Biography
Canan Dagdeviren received the Fulbright Doctorate Grant in 2009 and received her Ph.D. degree in Material Science and Engineering at the University of Illinois at Urbana-Champaign. She is currently a Post-Doctoral Associate under the supervision of Prof. Robert Langer at MIT. Her passion is to make valuable contributions to neuroscience and to advance engineering devices.
Canan says she would like to bridge the gap between cutting-edge neuroscience research and active advance electronic devices by developing a multi-functional, minimally invasive probe capable of addressing the spatial and temporal aspects of treating neural disorders such as Parkinson’s diseases, anxiety and mood disorders.
She has published 18 research papers, is the inventor of one patent application, and holds over 30 prestigious awards. She has recently been selected as a Junior Fellow of Harvard by the Society of Fellows (SoF) at Harvard University, and is the first scientist from Turkey to be named as a Junior Fellow. In addition to this, she is on the “Forbes 30 under 30 in Science” list.
Her PZT MEH invention has enabled her to introduce a novel approach to energy harvesting from an intrinsic, continuous source of biological (cardiac) motion, with important clinical relevance to implantable cardiovascular devices.
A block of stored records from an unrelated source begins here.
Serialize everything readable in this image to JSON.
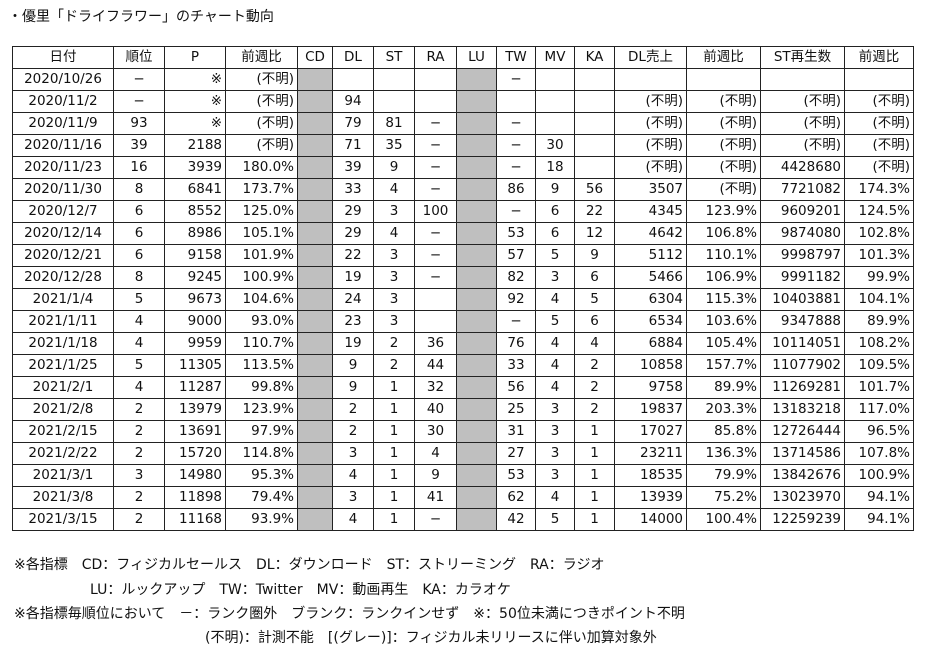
{
  "title": "・優里「ドライフラワー」のチャート動向",
  "table": {
    "header": [
      "日付",
      "順位",
      "P",
      "前週比",
      "CD",
      "DL",
      "ST",
      "RA",
      "LU",
      "TW",
      "MV",
      "KA",
      "DL売上",
      "前週比",
      "ST再生数",
      "前週比"
    ],
    "rows": [
      [
        "2020/10/26",
        "−",
        "※",
        "(不明)",
        null,
        null,
        null,
        null,
        null,
        "−",
        null,
        null,
        null,
        null,
        null,
        null
      ],
      [
        "2020/11/2",
        "−",
        "※",
        "(不明)",
        null,
        94,
        null,
        null,
        null,
        null,
        null,
        null,
        "(不明)",
        "(不明)",
        "(不明)",
        "(不明)"
      ],
      [
        "2020/11/9",
        93,
        "※",
        "(不明)",
        null,
        79,
        81,
        "−",
        null,
        "−",
        null,
        null,
        "(不明)",
        "(不明)",
        "(不明)",
        "(不明)"
      ],
      [
        "2020/11/16",
        39,
        2188,
        "(不明)",
        null,
        71,
        35,
        "−",
        null,
        "−",
        30,
        null,
        "(不明)",
        "(不明)",
        "(不明)",
        "(不明)"
      ],
      [
        "2020/11/23",
        16,
        3939,
        "180.0%",
        null,
        39,
        9,
        "−",
        null,
        "−",
        18,
        null,
        "(不明)",
        "(不明)",
        4428680,
        "(不明)"
      ],
      [
        "2020/11/30",
        8,
        6841,
        "173.7%",
        null,
        33,
        4,
        "−",
        null,
        86,
        9,
        56,
        3507,
        "(不明)",
        7721082,
        "174.3%"
      ],
      [
        "2020/12/7",
        6,
        8552,
        "125.0%",
        null,
        29,
        3,
        100,
        null,
        "−",
        6,
        22,
        4345,
        "123.9%",
        9609201,
        "124.5%"
      ],
      [
        "2020/12/14",
        6,
        8986,
        "105.1%",
        null,
        29,
        4,
        "−",
        null,
        53,
        6,
        12,
        4642,
        "106.8%",
        9874080,
        "102.8%"
      ],
      [
        "2020/12/21",
        6,
        9158,
        "101.9%",
        null,
        22,
        3,
        "−",
        null,
        57,
        5,
        9,
        5112,
        "110.1%",
        9998797,
        "101.3%"
      ],
      [
        "2020/12/28",
        8,
        9245,
        "100.9%",
        null,
        19,
        3,
        "−",
        null,
        82,
        3,
        6,
        5466,
        "106.9%",
        9991182,
        "99.9%"
      ],
      [
        "2021/1/4",
        5,
        9673,
        "104.6%",
        null,
        24,
        3,
        null,
        null,
        92,
        4,
        5,
        6304,
        "115.3%",
        10403881,
        "104.1%"
      ],
      [
        "2021/1/11",
        4,
        9000,
        "93.0%",
        null,
        23,
        3,
        null,
        null,
        "−",
        5,
        6,
        6534,
        "103.6%",
        9347888,
        "89.9%"
      ],
      [
        "2021/1/18",
        4,
        9959,
        "110.7%",
        null,
        19,
        2,
        36,
        null,
        76,
        4,
        4,
        6884,
        "105.4%",
        10114051,
        "108.2%"
      ],
      [
        "2021/1/25",
        5,
        11305,
        "113.5%",
        null,
        9,
        2,
        44,
        null,
        33,
        4,
        2,
        10858,
        "157.7%",
        11077902,
        "109.5%"
      ],
      [
        "2021/2/1",
        4,
        11287,
        "99.8%",
        null,
        9,
        1,
        32,
        null,
        56,
        4,
        2,
        9758,
        "89.9%",
        11269281,
        "101.7%"
      ],
      [
        "2021/2/8",
        2,
        13979,
        "123.9%",
        null,
        2,
        1,
        40,
        null,
        25,
        3,
        2,
        19837,
        "203.3%",
        13183218,
        "117.0%"
      ],
      [
        "2021/2/15",
        2,
        13691,
        "97.9%",
        null,
        2,
        1,
        30,
        null,
        31,
        3,
        1,
        17027,
        "85.8%",
        12726444,
        "96.5%"
      ],
      [
        "2021/2/22",
        2,
        15720,
        "114.8%",
        null,
        3,
        1,
        4,
        null,
        27,
        3,
        1,
        23211,
        "136.3%",
        13714586,
        "107.8%"
      ],
      [
        "2021/3/1",
        3,
        14980,
        "95.3%",
        null,
        4,
        1,
        9,
        null,
        53,
        3,
        1,
        18535,
        "79.9%",
        13842676,
        "100.9%"
      ],
      [
        "2021/3/8",
        2,
        11898,
        "79.4%",
        null,
        3,
        1,
        41,
        null,
        62,
        4,
        1,
        13939,
        "75.2%",
        13023970,
        "94.1%"
      ],
      [
        "2021/3/15",
        2,
        11168,
        "93.9%",
        null,
        4,
        1,
        "−",
        null,
        42,
        5,
        1,
        14000,
        "100.4%",
        12259239,
        "94.1%"
      ]
    ]
  },
  "notes": [
    "※各指標　CD：フィジカルセールス　DL：ダウンロード　ST：ストリーミング　RA：ラジオ",
    "LU：ルックアップ　TW：Twitter　MV：動画再生　KA：カラオケ",
    "※各指標毎順位において　－：ランク圏外　ブランク：ランクインせず　※：50位未満につきポイント不明",
    "(不明)：計測不能　[(グレー)]：フィジカル未リリースに伴い加算対象外"
  ]
}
She has filed patents on this invention, and hopes to help commercialize this technology in the near future through entrepreneurial collaboration between the University of Illinois and University of Arizona.
Qualified Suppliers to the Medical Device Industry (Qmed) ranked her technology as number one out of the top five MedTech breakthroughs of this year, compared with Google’s glucose-reading contact lens which ranked second. Moreover, her work has received wide press coverage by prestigious information outlets such as the Smithsonian, Popular Mechanics, CBS News, LA Times, BBC News, New Scientist, and Medical Daily.